If you came to this blog for the first time because you googled HOW TO MANAGE PAPERWORK I apologise. Because I have no bloody idea. But as I continue to play grown ups, it is one of the most mystifying things ever.

Have you ever stopped to think about personal administration? Do you know how much paperwork is involved in the average persons life time? From the day you are born until the day you croak, there will need to be a form filled in. And when you have kids, it just gets ridiculous. You need to fill in a form to allow photos to be taken of them in the classroom. A form for participating in a fun run. A form for them to get their jabs and a form to say that it is ok for them to watch a sex-ed film. And now that things are going paperless, a lot of it has moved online which does make it difficult when you have to print it off and your out of ink and the school excursion starts in ten minutes so you screech up to the school gates and park illegally, run inside holding your chest because you didn’t have time to put on a bra, and beg the lady behind the desk for a form for the Year 5 excursion to the sewerage plant. Or so I am lead to believe……

Have you ever been woken up b y a child demanding your signature on something? You are not alone.

Today I was at the RTA because I had to change the address on something. Now the RTA can get a bad rap with its waiting, waiting, waiting and the people behind the counter are notoriously gloomy because they have to deal with us bastards all day. The concierge greeted me and asked what I needed. I told her and she handed me over the biggest form ever.

“Whats the date?” I asked her. She told me and I answered her with the obligatory “Where is the year going?” Then I started filling in the form. Soon my number was called and I handed over the form. The lovely young lady punched some numbers into her computer and said. “All Done.”

Excuse me?

I dealt with a government agency with absolutely no drama. It was so unremarkable I felt compelled to share it.

Get a dog? Fill out a form.

Want a mammogram? Fill out a form.

Join a loyalty program? Fill out a form

Fart? Fill out a form

You fill out so many forms and then the companies collect data and then sell the data to marketing companies and BAM. Suddenly you are getting junk mail for incontinence pants and denture cleaning equipment. (this happens when you tick the over 40 box)

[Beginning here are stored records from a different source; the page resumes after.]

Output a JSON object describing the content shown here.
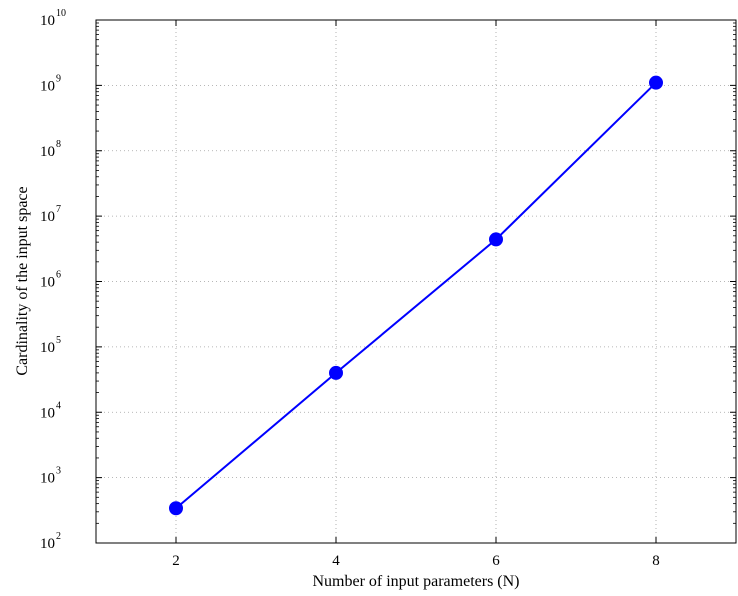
{
  "chart_data": {
    "type": "line",
    "title": "",
    "xlabel": "Number of input parameters (N)",
    "ylabel": "Cardinality of the input space",
    "x": [
      2,
      4,
      6,
      8
    ],
    "series": [
      {
        "values": [
          340,
          40000,
          4400000,
          1100000000
        ]
      }
    ],
    "xlim": [
      1,
      9
    ],
    "xticks": [
      "2",
      "4",
      "6",
      "8"
    ],
    "ylim": [
      100,
      10000000000
    ],
    "yscale": "log",
    "yticks_base": "10",
    "yticks_exponents": [
      "2",
      "3",
      "4",
      "5",
      "6",
      "7",
      "8",
      "9",
      "10"
    ],
    "grid": true,
    "marker": "circle",
    "line_color": "#0000ff"
  }
}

And now you even have to give your postcode when you buy something at an Ikea. WHY? And why do the people at the Nespresso store judge you when you say you do not want to join their club?

Lets have a look at the life-cycle of a note here at WoogsWorld.

Child presents a note at a very unhelpful time, you may be taking a dump or cleaning up cat yack. You ask them to put in on the fridge, aka the paperwork breeding ground. From there it remains, ignored until it slips beneath the fridge or gets used by Mr. Woog as something to pick food out of his teeth.  And that is it.

I am very much looking forward to them turning eighteen so they can fill out their own bleeding forms. And filling out forms online can be a complete nightmare, so much so that last year I registered for the Under Twelves Rugby Team. Me. I did not qualify at all but the system was so difficult to decipher that there I was. And I am not even going to start to discuss the intricacies of registering for eisteddfods online as I am trying to remain calm. So I ask you this dear reader…

How do you manage paperwork?

And tell me honestly, what was the last form you filled in. I really want to know.